VE to VJ Day: Cigarette Camps
The first big job at Lucky Strike was processing Recovered Allied Military Personnel, or released prisoners of war, for shipment to the United States. In all, about 80,000 Ramps went through the camp. The ex-prisoners were brought in directly from German PW camps in transport planes, which landed in the camp area on the old airstrip. At the peak, about 5,000 Ramps per day were evacuated from the camp for the US, some by air, others by ship from LeHarve. Comic and pathetic scenes were common during this period but a satisfying note for many of these men was the presence of more than 3,000 German POWs who cooked, baked, and washed the pots and pans for them.

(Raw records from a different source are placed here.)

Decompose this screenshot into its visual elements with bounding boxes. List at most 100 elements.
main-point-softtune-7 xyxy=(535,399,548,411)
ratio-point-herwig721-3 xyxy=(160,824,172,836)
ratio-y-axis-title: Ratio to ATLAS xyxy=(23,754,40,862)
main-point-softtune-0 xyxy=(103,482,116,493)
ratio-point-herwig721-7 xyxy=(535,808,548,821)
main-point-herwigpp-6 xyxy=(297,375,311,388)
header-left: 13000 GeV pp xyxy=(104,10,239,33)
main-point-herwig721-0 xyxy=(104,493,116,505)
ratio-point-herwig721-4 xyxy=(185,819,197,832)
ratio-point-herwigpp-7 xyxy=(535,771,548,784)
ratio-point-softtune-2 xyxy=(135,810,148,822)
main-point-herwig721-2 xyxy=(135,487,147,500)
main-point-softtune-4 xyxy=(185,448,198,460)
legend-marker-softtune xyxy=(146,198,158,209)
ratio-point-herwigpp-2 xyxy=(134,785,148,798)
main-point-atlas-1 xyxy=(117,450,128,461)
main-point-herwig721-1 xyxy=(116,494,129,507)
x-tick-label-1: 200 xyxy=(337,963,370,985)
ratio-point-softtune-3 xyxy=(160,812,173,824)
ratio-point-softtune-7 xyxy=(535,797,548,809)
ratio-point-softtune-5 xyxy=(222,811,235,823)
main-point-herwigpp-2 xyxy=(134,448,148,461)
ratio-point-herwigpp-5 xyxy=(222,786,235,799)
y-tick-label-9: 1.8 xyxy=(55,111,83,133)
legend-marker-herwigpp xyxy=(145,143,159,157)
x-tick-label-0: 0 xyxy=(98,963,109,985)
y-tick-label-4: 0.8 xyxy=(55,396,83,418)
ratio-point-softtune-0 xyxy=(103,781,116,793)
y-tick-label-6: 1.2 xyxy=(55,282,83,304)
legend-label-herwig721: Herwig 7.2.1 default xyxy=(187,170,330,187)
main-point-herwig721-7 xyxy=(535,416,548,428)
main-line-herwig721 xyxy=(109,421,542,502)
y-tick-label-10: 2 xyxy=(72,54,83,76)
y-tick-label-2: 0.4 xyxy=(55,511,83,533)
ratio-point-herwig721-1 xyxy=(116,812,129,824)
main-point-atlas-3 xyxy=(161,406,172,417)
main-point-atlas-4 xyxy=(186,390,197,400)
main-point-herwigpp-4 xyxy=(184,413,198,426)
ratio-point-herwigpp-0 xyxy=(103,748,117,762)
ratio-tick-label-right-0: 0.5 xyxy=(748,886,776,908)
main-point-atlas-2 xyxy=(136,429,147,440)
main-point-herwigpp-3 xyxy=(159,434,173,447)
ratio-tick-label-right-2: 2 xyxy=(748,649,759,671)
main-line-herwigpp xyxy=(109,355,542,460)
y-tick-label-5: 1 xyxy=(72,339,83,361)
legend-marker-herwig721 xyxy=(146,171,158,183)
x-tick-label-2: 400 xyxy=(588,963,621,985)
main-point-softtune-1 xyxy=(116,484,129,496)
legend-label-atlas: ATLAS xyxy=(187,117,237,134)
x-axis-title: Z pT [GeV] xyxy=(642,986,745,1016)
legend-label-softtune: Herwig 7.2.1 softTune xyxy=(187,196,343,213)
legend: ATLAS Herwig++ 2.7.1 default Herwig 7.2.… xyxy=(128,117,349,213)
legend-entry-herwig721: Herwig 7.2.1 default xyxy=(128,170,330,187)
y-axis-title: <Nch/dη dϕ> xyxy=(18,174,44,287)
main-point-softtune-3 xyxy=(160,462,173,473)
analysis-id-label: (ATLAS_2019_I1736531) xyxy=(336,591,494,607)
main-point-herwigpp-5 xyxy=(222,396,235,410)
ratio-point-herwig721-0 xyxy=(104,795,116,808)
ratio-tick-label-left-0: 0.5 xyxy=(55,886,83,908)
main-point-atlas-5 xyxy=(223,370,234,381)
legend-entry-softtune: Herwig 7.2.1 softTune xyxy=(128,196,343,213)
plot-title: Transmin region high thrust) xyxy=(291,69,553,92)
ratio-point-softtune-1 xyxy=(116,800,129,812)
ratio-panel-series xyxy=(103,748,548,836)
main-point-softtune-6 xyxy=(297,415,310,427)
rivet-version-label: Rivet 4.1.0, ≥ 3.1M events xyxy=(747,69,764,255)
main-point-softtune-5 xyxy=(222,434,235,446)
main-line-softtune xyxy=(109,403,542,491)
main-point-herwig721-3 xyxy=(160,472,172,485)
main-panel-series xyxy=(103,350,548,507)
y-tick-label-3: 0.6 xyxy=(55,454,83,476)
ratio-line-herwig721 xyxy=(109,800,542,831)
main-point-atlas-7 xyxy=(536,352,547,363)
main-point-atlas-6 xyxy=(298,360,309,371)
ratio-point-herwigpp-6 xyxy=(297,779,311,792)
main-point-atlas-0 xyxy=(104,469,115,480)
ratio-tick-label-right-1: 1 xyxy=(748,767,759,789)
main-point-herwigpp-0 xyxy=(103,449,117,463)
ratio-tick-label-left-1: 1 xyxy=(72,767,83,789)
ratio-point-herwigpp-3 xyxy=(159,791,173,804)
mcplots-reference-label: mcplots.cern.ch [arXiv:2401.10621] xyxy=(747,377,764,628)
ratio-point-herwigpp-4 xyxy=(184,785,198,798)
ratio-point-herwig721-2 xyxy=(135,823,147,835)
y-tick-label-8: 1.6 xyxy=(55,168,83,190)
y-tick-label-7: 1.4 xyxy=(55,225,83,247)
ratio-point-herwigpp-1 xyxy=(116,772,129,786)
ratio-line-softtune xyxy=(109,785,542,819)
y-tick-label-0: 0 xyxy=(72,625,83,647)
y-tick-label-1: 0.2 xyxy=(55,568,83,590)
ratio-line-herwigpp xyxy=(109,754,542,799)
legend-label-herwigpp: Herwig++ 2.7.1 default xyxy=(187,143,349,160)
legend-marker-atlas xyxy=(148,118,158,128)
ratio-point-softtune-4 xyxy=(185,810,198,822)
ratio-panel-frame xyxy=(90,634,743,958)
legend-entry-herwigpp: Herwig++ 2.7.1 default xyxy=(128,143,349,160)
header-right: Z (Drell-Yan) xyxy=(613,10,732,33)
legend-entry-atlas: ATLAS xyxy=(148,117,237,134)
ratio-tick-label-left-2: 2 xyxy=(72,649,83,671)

Also shipped through Lucky Strike at this time were a large group of men being sent home for discharge under the point system.
After the Ramps had departed and quiet had been restored to the airstrip, Lucky Strike and the other camps went on with the routine work of redeployment. First complete units to go through were infantry divisions scheduled for redeployment by way of the US for shipment to the Pacific theater of war. It soon became apparent that the 89th would not be following them. In all, a total of 343,733 troops were processed by the Division from June 5 to September 1, just before V-J day, September 2.
Life was not completely dull for the 89th during this time, although many a wistful eye was cast towards the big ships in the LeHarve harbor. The Division received a large quota of passes to Paris and Brussels, and under a stepped-up furlough program, leaves to Switzerland and the United Kingdom. In addition to these many diversions, there were dances put on in French towns by the Army, the Red Cross and French civilian groups. Rest and Recreation (R&R) furloughs were liberally granted. [Your Webmaster, after a bout with pneumonia and a stay in a Rouen hospital, was granted a seven-day furlough in Nice and, even luckier, en route stayed overnight in Paris, which just happened to be V-J day, a time that will never be forgotten].
Meanwhile, breaking up the Division commenced shortly after VE-day. More than 250 veterans with point scores ranging as high as 126 were ordered homeward on May 19. On June 20, a total of 1,500 low-score 89ers was transferred to the 8th Infantry Division, scheduled for redeployment to the Pacific. In all, between VE and VJ-days, a total of 5,613 men were shipped out of the Division, including both old 89ers and men who had recently come in the organization. This meant a net loss to the old Division of more than one-third. Many a buddy and his partner were separated. Men were transferred to other jobs within the Division. The old 89th was finished.